Survey Shows Corporate Board Members Hate New Whistleblower Bounty
Only 1% of board members believe the whistleblower bounty program included in the Dodd-Frank financial regulation law will improve governance, a new survey found.
More than 400 board members at the Corporate Board Member and NYSE Euronext’s Annual Boardroom Summit took a survey about what was best and worst about the Dodd-Frank law, and the whistleblower program drew the harshest reaction. The new program, which Corruption Currents recently reported was netting at least one FCPA tip a day, provides up to 30% of the recovered assets to a person who provides information to regulators that results in a penalty of more than $1 million.
The survey asked whether mandatory ’say on pay,’ proxy access, compensation clawback, whistleblowers or “none of the above” was either the best or worst of Dodd-Frank. Almost three-fifths–59%–chose “none of the above,” as the provision most likely to improve governance; no other choice even reached 20%. Two-thirds, or 67%, of respondents said the whistleblower section was the most detrimental provision of the entire financial regulation law.

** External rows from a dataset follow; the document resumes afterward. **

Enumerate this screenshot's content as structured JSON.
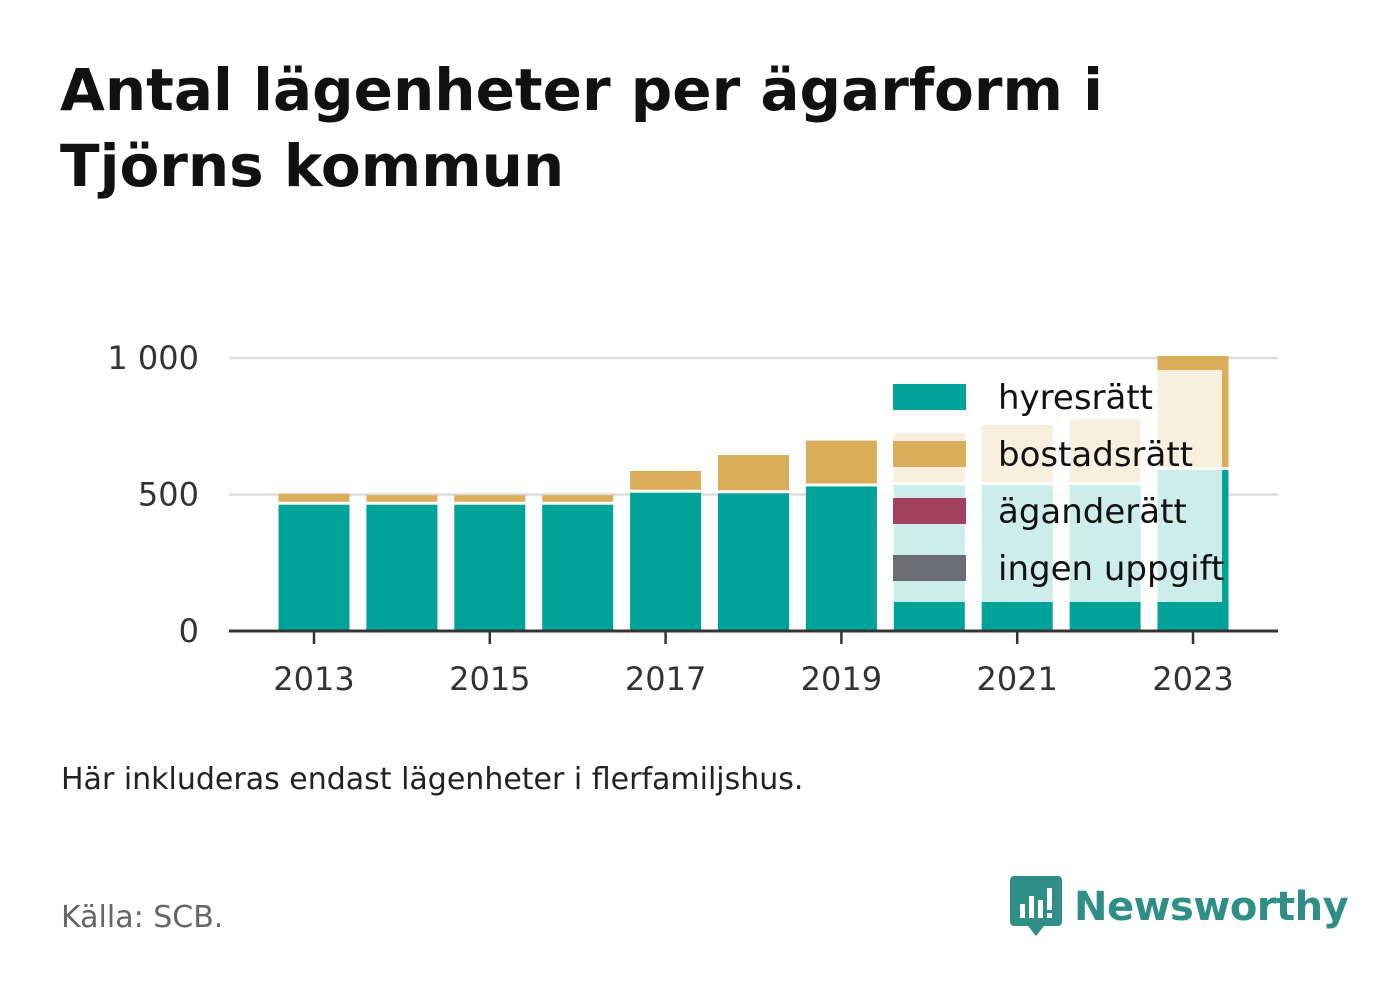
{
  "title": "Antal lägenheter per ägarform i Tjörns kommun",
  "note": "Här inkluderas endast lägenheter i flerfamiljshus.",
  "source": "Källa: SCB.",
  "brand": {
    "name": "Newsworthy",
    "icon": "newsworthy-logo-icon"
  },
  "colors": {
    "hyresratt": "#00a398",
    "bostadsratt": "#d9ad5a",
    "aganderatt": "#a3405e",
    "ingen_uppgift": "#6d6e73",
    "grid": "#dddddd",
    "axis": "#333333",
    "brand": "#2f8f87"
  },
  "chart_data": {
    "type": "bar",
    "stacked": true,
    "categories": [
      "2013",
      "2014",
      "2015",
      "2016",
      "2017",
      "2018",
      "2019",
      "2020",
      "2021",
      "2022",
      "2023"
    ],
    "x_tick_labels": [
      "2013",
      "2015",
      "2017",
      "2019",
      "2021",
      "2023"
    ],
    "y_ticks": [
      0,
      500,
      1000
    ],
    "y_tick_labels": [
      "0",
      "500",
      "1 000"
    ],
    "ylim": [
      0,
      1000
    ],
    "grid": true,
    "legend_position": "top-right",
    "series": [
      {
        "name": "hyresrätt",
        "color_key": "hyresratt",
        "values": [
          468,
          468,
          468,
          468,
          512,
          510,
          535,
          540,
          540,
          540,
          595
        ]
      },
      {
        "name": "bostadsrätt",
        "color_key": "bostadsratt",
        "values": [
          40,
          35,
          35,
          35,
          80,
          140,
          168,
          190,
          220,
          240,
          418
        ]
      },
      {
        "name": "äganderätt",
        "color_key": "aganderatt",
        "values": [
          0,
          0,
          0,
          0,
          0,
          0,
          0,
          0,
          0,
          0,
          0
        ]
      },
      {
        "name": "ingen uppgift",
        "color_key": "ingen_uppgift",
        "values": [
          0,
          0,
          0,
          0,
          0,
          0,
          0,
          0,
          0,
          0,
          0
        ]
      }
    ]
  }
}
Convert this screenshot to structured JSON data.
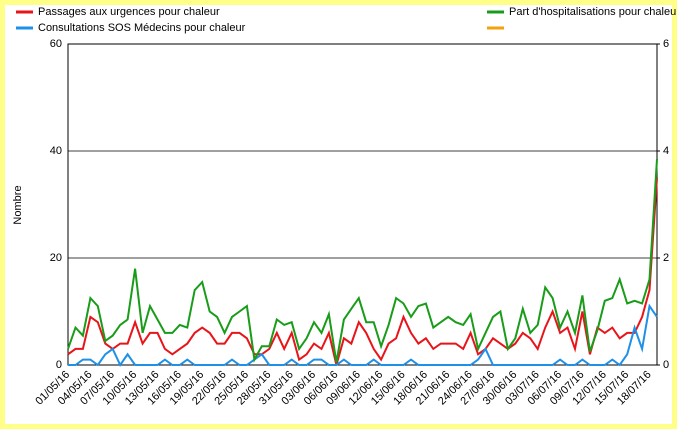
{
  "chart_data": {
    "type": "line",
    "categories": [
      "01/05/16",
      null,
      null,
      "04/05/16",
      null,
      null,
      "07/05/16",
      null,
      null,
      "10/05/16",
      null,
      null,
      "13/05/16",
      null,
      null,
      "16/05/16",
      null,
      null,
      "19/05/16",
      null,
      null,
      "22/05/16",
      null,
      null,
      "25/05/16",
      null,
      null,
      "28/05/16",
      null,
      null,
      "31/05/16",
      null,
      null,
      "03/06/16",
      null,
      null,
      "06/06/16",
      null,
      null,
      "09/06/16",
      null,
      null,
      "12/06/16",
      null,
      null,
      "15/06/16",
      null,
      null,
      "18/06/16",
      null,
      null,
      "21/06/16",
      null,
      null,
      "24/06/16",
      null,
      null,
      "27/06/16",
      null,
      null,
      "30/06/16",
      null,
      null,
      "03/07/16",
      null,
      null,
      "06/07/16",
      null,
      null,
      "09/07/16",
      null,
      null,
      "12/07/16",
      null,
      null,
      "15/07/16",
      null,
      null,
      "18/07/16",
      null
    ],
    "ylabel": "Nombre",
    "ylim": [
      0,
      60
    ],
    "yticks": [
      0,
      20,
      40,
      60
    ],
    "y2lim": [
      0,
      6
    ],
    "y2ticks": [
      0,
      2,
      4,
      6
    ],
    "grid": true,
    "series": [
      {
        "name": "Passages aux urgences pour chaleur",
        "color": "#e8141a",
        "values": [
          2,
          3,
          3,
          9,
          8,
          4,
          3,
          4,
          4,
          8,
          4,
          6,
          6,
          3,
          2,
          3,
          4,
          6,
          7,
          6,
          4,
          4,
          6,
          6,
          5,
          2,
          2,
          3,
          6,
          3,
          6,
          1,
          2,
          4,
          3,
          6,
          0,
          5,
          4,
          8,
          6,
          3,
          1,
          4,
          5,
          9,
          6,
          4,
          5,
          3,
          4,
          4,
          4,
          3,
          6,
          2,
          3,
          5,
          4,
          3,
          4,
          6,
          5,
          3,
          7,
          10,
          6,
          7,
          3,
          10,
          2,
          7,
          6,
          7,
          5,
          6,
          6,
          9,
          14,
          35
        ]
      },
      {
        "name": "Consultations SOS Médecins pour chaleur",
        "color": "#1e90e8",
        "values": [
          0,
          0,
          1,
          1,
          0,
          2,
          3,
          0,
          2,
          0,
          0,
          0,
          0,
          1,
          0,
          0,
          1,
          0,
          0,
          0,
          0,
          0,
          1,
          0,
          0,
          1,
          2,
          0,
          0,
          0,
          1,
          0,
          0,
          1,
          1,
          0,
          0,
          1,
          0,
          0,
          0,
          1,
          0,
          0,
          0,
          0,
          1,
          0,
          0,
          0,
          0,
          0,
          0,
          0,
          0,
          1,
          3,
          0,
          0,
          0,
          0,
          0,
          0,
          0,
          0,
          0,
          1,
          0,
          0,
          1,
          0,
          0,
          0,
          1,
          0,
          2,
          7,
          3,
          11,
          9
        ]
      },
      {
        "name": "Part d'hospitalisations pour chaleur",
        "color": "#199c19",
        "axis": "y2",
        "values": [
          0.3,
          0.7,
          0.55,
          1.25,
          1.1,
          0.45,
          0.55,
          0.75,
          0.85,
          1.8,
          0.6,
          1.1,
          0.85,
          0.6,
          0.6,
          0.75,
          0.7,
          1.4,
          1.55,
          1.0,
          0.9,
          0.6,
          0.9,
          1.0,
          1.1,
          0.1,
          0.35,
          0.35,
          0.85,
          0.75,
          0.8,
          0.3,
          0.5,
          0.8,
          0.6,
          0.95,
          0.05,
          0.85,
          1.05,
          1.25,
          0.8,
          0.8,
          0.35,
          0.75,
          1.25,
          1.15,
          0.9,
          1.1,
          1.15,
          0.7,
          0.8,
          0.9,
          0.8,
          0.75,
          0.95,
          0.3,
          0.6,
          0.9,
          1.0,
          0.3,
          0.5,
          1.05,
          0.6,
          0.75,
          1.45,
          1.25,
          0.7,
          1.0,
          0.6,
          1.3,
          0.25,
          0.65,
          1.2,
          1.25,
          1.6,
          1.15,
          1.2,
          1.15,
          1.6,
          3.85
        ]
      }
    ]
  }
}
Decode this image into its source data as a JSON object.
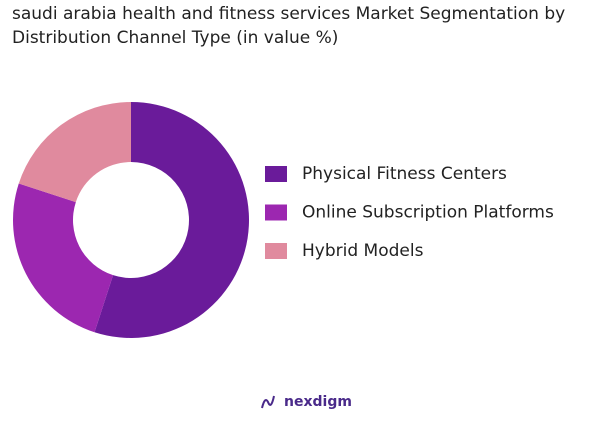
{
  "chart_data": {
    "type": "pie",
    "title": "saudi arabia health and fitness services  Market Segmentation by Distribution Channel Type (in value %)",
    "categories": [
      "Physical Fitness Centers",
      "Online Subscription Platforms",
      "Hybrid Models"
    ],
    "values": [
      55,
      25,
      20
    ],
    "colors": [
      "#6a1b9a",
      "#9c27b0",
      "#e08a9e"
    ],
    "donut": true,
    "brand": "nexdigm"
  }
}
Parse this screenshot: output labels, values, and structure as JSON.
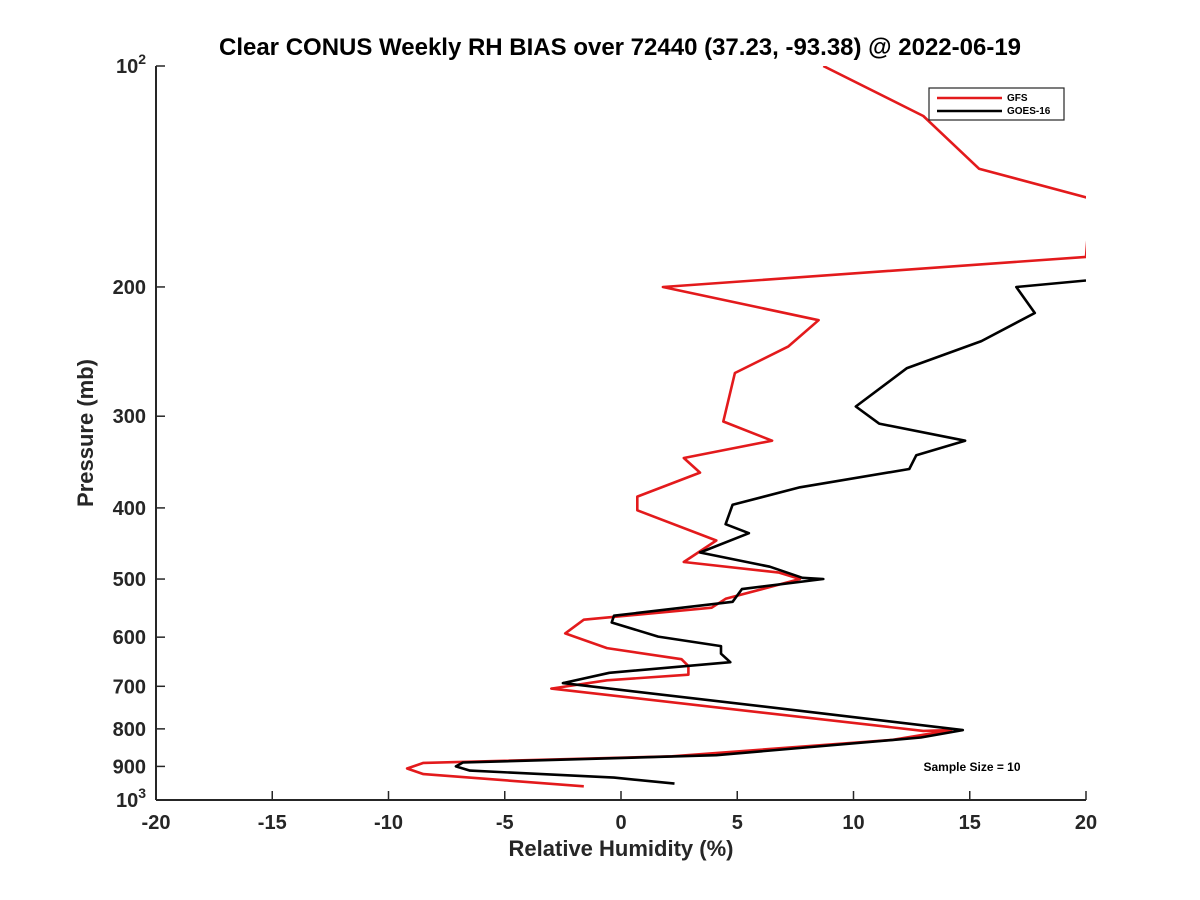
{
  "chart_data": {
    "type": "line",
    "title": "Clear CONUS Weekly RH BIAS over 72440 (37.23, -93.38) @ 2022-06-19",
    "xlabel": "Relative Humidity (%)",
    "ylabel": "Pressure (mb)",
    "xlim": [
      -20,
      20
    ],
    "ylim": [
      100,
      1000
    ],
    "y_scale": "log",
    "y_reversed": true,
    "grid": false,
    "legend_position": "top-right",
    "xticks": [
      -20,
      -15,
      -10,
      -5,
      0,
      5,
      10,
      15,
      20
    ],
    "xtick_labels": [
      "-20",
      "-15",
      "-10",
      "-5",
      "0",
      "5",
      "10",
      "15",
      "20"
    ],
    "yticks": [
      {
        "value": 100,
        "base": "10",
        "exp": "2"
      },
      {
        "value": 200,
        "base": "200",
        "exp": ""
      },
      {
        "value": 300,
        "base": "300",
        "exp": ""
      },
      {
        "value": 400,
        "base": "400",
        "exp": ""
      },
      {
        "value": 500,
        "base": "500",
        "exp": ""
      },
      {
        "value": 600,
        "base": "600",
        "exp": ""
      },
      {
        "value": 700,
        "base": "700",
        "exp": ""
      },
      {
        "value": 800,
        "base": "800",
        "exp": ""
      },
      {
        "value": 900,
        "base": "900",
        "exp": ""
      },
      {
        "value": 1000,
        "base": "10",
        "exp": "3"
      }
    ],
    "annotation": "Sample Size = 10",
    "series": [
      {
        "name": "GFS",
        "color": "#e31a1c",
        "points": [
          [
            8.7,
            100
          ],
          [
            13.0,
            117
          ],
          [
            15.4,
            138
          ],
          [
            20.0,
            151
          ],
          [
            20.2,
            151
          ],
          [
            20.0,
            182
          ],
          [
            1.8,
            200
          ],
          [
            8.5,
            222
          ],
          [
            7.2,
            241
          ],
          [
            4.9,
            262
          ],
          [
            4.4,
            305
          ],
          [
            6.5,
            324
          ],
          [
            2.7,
            342
          ],
          [
            3.4,
            358
          ],
          [
            0.7,
            386
          ],
          [
            0.7,
            403
          ],
          [
            4.1,
            443
          ],
          [
            2.7,
            474
          ],
          [
            6.8,
            490
          ],
          [
            7.7,
            500
          ],
          [
            4.5,
            532
          ],
          [
            3.9,
            547
          ],
          [
            -1.6,
            568
          ],
          [
            -2.4,
            593
          ],
          [
            -0.6,
            621
          ],
          [
            2.6,
            643
          ],
          [
            2.9,
            657
          ],
          [
            2.9,
            675
          ],
          [
            -0.6,
            687
          ],
          [
            -3.0,
            705
          ],
          [
            13.0,
            805
          ],
          [
            14.2,
            803
          ],
          [
            11.7,
            828
          ],
          [
            2.2,
            872
          ],
          [
            -8.5,
            890
          ],
          [
            -9.2,
            906
          ],
          [
            -8.5,
            922
          ],
          [
            -1.6,
            958
          ]
        ]
      },
      {
        "name": "GOES-16",
        "color": "#000000",
        "points": [
          [
            20.0,
            196
          ],
          [
            17.0,
            200
          ],
          [
            17.8,
            217
          ],
          [
            15.5,
            237
          ],
          [
            12.3,
            258
          ],
          [
            10.1,
            291
          ],
          [
            11.1,
            307
          ],
          [
            14.8,
            324
          ],
          [
            12.7,
            339
          ],
          [
            12.4,
            354
          ],
          [
            7.7,
            375
          ],
          [
            4.8,
            396
          ],
          [
            4.5,
            421
          ],
          [
            5.5,
            433
          ],
          [
            3.4,
            460
          ],
          [
            6.4,
            481
          ],
          [
            7.8,
            498
          ],
          [
            8.7,
            500
          ],
          [
            5.2,
            516
          ],
          [
            4.8,
            537
          ],
          [
            -0.3,
            561
          ],
          [
            -0.4,
            573
          ],
          [
            1.6,
            599
          ],
          [
            4.3,
            617
          ],
          [
            4.3,
            632
          ],
          [
            4.7,
            649
          ],
          [
            -0.5,
            671
          ],
          [
            -2.5,
            693
          ],
          [
            8.8,
            763
          ],
          [
            14.7,
            803
          ],
          [
            12.9,
            822
          ],
          [
            4.1,
            869
          ],
          [
            -6.8,
            889
          ],
          [
            -7.1,
            900
          ],
          [
            -6.5,
            912
          ],
          [
            -0.3,
            932
          ],
          [
            2.3,
            950
          ]
        ]
      }
    ]
  }
}
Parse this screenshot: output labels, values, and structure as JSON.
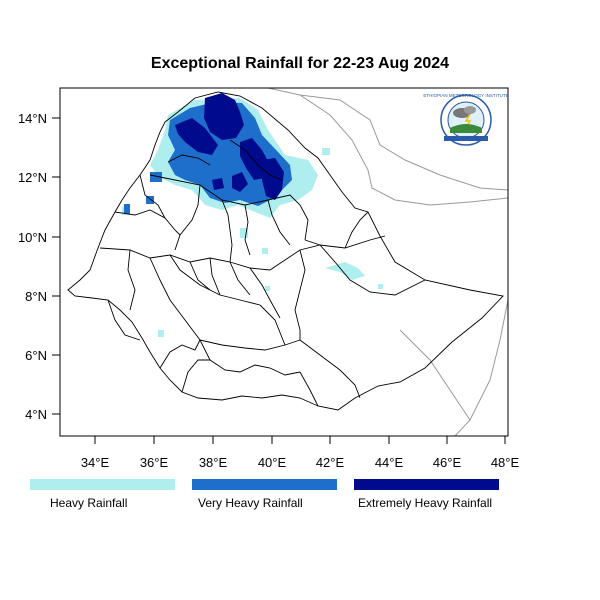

Huge windfalls from big penalties could result in false positives as employees may overplay small issues, said Robert Daines, a professor at Stanford Law School who co-directs the Arthur and Toni Rembe Rock Center for Corporate Governance. He said the Corporate Board Member survey reflected that boards don’t like the large costs and reputational damage that come from sometimes difficult and irascible employees.